[Date Prev][Date Next][Thread Prev][Thread Next][Date Index][Thread Index]

Re: [HTCondor-users] Fedora 20 / Condor 8.1.1 : condor_schedd crashes upon condor_submit.



Meanwhile I have found more on this issue:

There is a Fedora configuration issue in /etc/tmpfiles.d/condor.conf, that is caused by the default setting of LOCAL_DISK_LOCK_DIR in the condor config:

/etc/tmpfiles.d/condor.conf:

#################
d /var/run/condor 0775 condor condor -
d /var/lock/condor 0775 condor condor -
#d /var/lock/condor/local 0775 condor condor -
# https://bugzilla.redhat.com/show_bug.cgi?id=741653
# https://bugzilla.redhat.com/show_bug.cgi?id=1029365
# Locks are written by the daemon condor_shadow,
# which runs NOT as user 'condor' but as the user
# who submitted the job. The lock directory is determined by
# the config variable LOCAL_DISK_LOCK_DIR, which defaults
# to /var/lock/condor/local.
d /var/lock/condor/local 1775 condor condor -
#################

Isn't it a problem that the 'hard-coded' system file here depends on a variable configuration setting in HTCondor?

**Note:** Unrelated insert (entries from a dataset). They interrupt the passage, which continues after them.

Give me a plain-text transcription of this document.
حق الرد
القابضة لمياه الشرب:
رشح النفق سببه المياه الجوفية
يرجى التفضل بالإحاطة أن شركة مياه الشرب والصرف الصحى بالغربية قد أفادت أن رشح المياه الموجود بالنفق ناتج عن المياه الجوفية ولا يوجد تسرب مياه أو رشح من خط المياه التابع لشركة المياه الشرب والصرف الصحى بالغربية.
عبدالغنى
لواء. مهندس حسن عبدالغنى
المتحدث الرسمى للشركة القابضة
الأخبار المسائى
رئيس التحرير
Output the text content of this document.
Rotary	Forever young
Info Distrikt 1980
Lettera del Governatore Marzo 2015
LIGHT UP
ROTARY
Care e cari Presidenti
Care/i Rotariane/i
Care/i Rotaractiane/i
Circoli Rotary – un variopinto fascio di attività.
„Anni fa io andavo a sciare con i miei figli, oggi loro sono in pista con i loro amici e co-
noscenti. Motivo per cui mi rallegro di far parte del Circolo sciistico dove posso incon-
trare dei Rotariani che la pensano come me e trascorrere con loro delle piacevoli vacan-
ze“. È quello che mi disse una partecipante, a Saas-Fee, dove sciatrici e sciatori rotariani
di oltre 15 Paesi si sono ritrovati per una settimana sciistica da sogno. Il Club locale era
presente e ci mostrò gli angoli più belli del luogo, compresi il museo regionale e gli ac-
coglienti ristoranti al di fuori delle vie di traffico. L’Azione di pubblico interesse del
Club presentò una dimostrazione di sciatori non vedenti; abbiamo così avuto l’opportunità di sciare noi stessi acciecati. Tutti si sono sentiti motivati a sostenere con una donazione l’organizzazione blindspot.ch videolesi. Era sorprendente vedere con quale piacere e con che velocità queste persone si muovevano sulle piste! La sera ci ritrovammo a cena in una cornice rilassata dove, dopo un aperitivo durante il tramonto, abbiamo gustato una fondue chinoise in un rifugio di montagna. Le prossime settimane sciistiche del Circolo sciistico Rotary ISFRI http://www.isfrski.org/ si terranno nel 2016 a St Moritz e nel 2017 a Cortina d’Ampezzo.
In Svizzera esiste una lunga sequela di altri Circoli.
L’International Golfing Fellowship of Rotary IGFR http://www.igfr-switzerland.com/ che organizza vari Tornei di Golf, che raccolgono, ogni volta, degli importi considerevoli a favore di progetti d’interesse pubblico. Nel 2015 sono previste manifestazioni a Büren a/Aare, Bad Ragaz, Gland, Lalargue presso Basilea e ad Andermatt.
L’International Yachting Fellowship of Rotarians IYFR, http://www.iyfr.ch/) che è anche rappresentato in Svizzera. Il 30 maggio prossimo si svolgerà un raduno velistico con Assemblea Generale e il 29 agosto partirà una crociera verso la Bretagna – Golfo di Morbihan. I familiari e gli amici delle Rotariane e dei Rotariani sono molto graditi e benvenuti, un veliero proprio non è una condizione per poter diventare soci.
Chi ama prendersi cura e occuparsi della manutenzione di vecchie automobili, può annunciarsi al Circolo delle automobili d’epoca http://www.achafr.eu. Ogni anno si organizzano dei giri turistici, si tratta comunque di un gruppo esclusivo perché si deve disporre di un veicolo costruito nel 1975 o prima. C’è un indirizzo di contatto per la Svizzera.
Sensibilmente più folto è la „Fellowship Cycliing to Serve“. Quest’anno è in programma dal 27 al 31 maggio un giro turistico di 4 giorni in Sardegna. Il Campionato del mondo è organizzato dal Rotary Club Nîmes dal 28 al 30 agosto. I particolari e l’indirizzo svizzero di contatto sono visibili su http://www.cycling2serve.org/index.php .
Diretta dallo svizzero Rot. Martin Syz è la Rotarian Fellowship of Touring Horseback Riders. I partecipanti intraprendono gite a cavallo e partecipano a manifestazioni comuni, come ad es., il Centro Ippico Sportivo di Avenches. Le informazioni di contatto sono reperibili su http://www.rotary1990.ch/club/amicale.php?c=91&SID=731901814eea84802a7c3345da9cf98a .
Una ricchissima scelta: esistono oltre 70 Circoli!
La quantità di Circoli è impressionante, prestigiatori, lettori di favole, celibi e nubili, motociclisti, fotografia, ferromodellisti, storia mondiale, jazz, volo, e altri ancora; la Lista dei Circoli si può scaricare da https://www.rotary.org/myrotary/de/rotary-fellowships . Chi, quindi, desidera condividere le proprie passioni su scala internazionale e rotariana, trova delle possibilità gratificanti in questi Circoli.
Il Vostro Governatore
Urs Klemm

I've noticed another problem:
HTCondor switches to using /tmp/condorLocks instead when /var/lock/condor/local is not available. I think /tmp/condorLocks is not cleaned up properly as it contains files and directories, even though there are no jobs running or in the queue anymore.

R.


On Sunday, January 26, 2014 10:26 PM, Stub <spamrefuse@xxxxxxxxx> wrote:
Hi,

I recently have upgraded from Fedora 18 to 20, which also comes with a newer version of condor: 8.1.1

I am kind of aware of a problem with Fedora and Condor 8.x.x (https://bugzilla.redhat.com/show_bug.cgi?id=1000106), for which I set in the condor config:

USE_CLONE_TO_CREATE_PROCESSES = False


Each time when I submit a job, the condor_schedd crashes; see below.

Then the job appears in the queue and later is scheduled as usual.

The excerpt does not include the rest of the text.